L'immobilier va mieux d'après la Fédération nationale du secteur (Fnaim), qui a dressé ce mercredi 15 janvier le bilan du marché pour 2024. Ainsi, le repli des volumes de vente a « atteint un palier » et les prix tendent aussi à se stabiliser (-0,8% en 2024), signe d'une « reprise progressive » du marché, selon son président, Loïc Cantin.
Dans le détail, selon les premières estimations de la Fnaim, le nombre total de transactions immobilières réalisées en 2024 a baissé de 11% sur un an, à 775.000. Et en trois ans, le marché s'est écroulé de 36%. Soit « la plus forte baisse des ventes depuis plus de 50 ans », a commenté le porte-voix des professionnels de l'immobilier. Mais le pire serait passé. « Alors que la première partie de l'année a vu le nombre de ventes poursuivre son déclin, la fin de l'année marque une stabilisation, et semble dessiner un léger rebond sur les derniers mois », indique la fédération.

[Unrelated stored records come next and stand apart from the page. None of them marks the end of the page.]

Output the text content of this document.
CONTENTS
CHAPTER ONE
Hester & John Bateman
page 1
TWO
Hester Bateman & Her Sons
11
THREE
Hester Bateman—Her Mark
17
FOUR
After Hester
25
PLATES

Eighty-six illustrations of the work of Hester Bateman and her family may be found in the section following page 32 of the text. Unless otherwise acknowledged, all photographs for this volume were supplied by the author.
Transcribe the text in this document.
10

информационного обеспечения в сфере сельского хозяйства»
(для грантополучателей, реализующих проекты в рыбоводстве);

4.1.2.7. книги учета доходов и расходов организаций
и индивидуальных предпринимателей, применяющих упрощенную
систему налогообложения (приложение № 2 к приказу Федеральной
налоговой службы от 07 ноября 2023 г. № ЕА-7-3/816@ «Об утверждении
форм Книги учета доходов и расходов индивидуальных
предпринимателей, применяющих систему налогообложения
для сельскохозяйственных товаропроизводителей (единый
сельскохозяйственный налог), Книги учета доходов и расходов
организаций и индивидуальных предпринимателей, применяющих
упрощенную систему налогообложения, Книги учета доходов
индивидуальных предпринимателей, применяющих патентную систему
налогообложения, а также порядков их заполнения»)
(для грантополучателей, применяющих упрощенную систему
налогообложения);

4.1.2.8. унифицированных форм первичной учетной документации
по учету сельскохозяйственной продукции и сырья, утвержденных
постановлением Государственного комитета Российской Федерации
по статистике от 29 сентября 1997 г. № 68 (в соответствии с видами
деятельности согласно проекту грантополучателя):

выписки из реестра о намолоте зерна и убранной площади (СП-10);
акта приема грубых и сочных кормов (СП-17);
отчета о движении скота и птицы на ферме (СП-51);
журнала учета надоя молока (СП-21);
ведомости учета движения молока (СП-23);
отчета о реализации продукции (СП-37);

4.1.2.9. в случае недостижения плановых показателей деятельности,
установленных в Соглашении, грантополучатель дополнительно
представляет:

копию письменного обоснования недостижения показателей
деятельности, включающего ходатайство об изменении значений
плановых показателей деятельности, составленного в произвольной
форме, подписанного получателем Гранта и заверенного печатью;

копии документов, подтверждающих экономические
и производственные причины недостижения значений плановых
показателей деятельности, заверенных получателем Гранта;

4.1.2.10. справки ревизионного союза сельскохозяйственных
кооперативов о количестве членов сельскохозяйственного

La Fnaim explique ce recul par « l'effet combiné de l'inflation, de la hausse des taux et des difficultés croissantes d'accès au crédit immobilier ». Et voit désormais des « signes encourageants de stabilisation ». « Les professionnels doivent aujourd'hui se préparer à un redémarrage progressif, qui dépendra notamment des évolutions des taux d'intérêt et des politiques publiques en faveur du logement », estime Loïc Cantin.
La Fnaim alerte toutefois sur la situation du secteur du logement, qu'elle juge préoccupante. Car le parc de logements sociaux est saturé, la construction neuve tourne au ralenti et l'offre locative privée s'est réduite. Sur ce dernier point, Loïc Cantin prévient même qu'il y a « urgence à agir ». « 2023 a été difficile, 2024 était compliqué, surtout pour les étudiants, et 2025 sera pire », prédit-il. En cause, des tensions déjà présentes sur le parc locatif qui « ne retombent pas ».
« Aujourd'hui, nos mandats de gestion locative sont en baisse d'au moins 30% », ce qui montre selon lui que « de moins en moins de Français ont pour projet d'investir dans l'immobilier locatif ».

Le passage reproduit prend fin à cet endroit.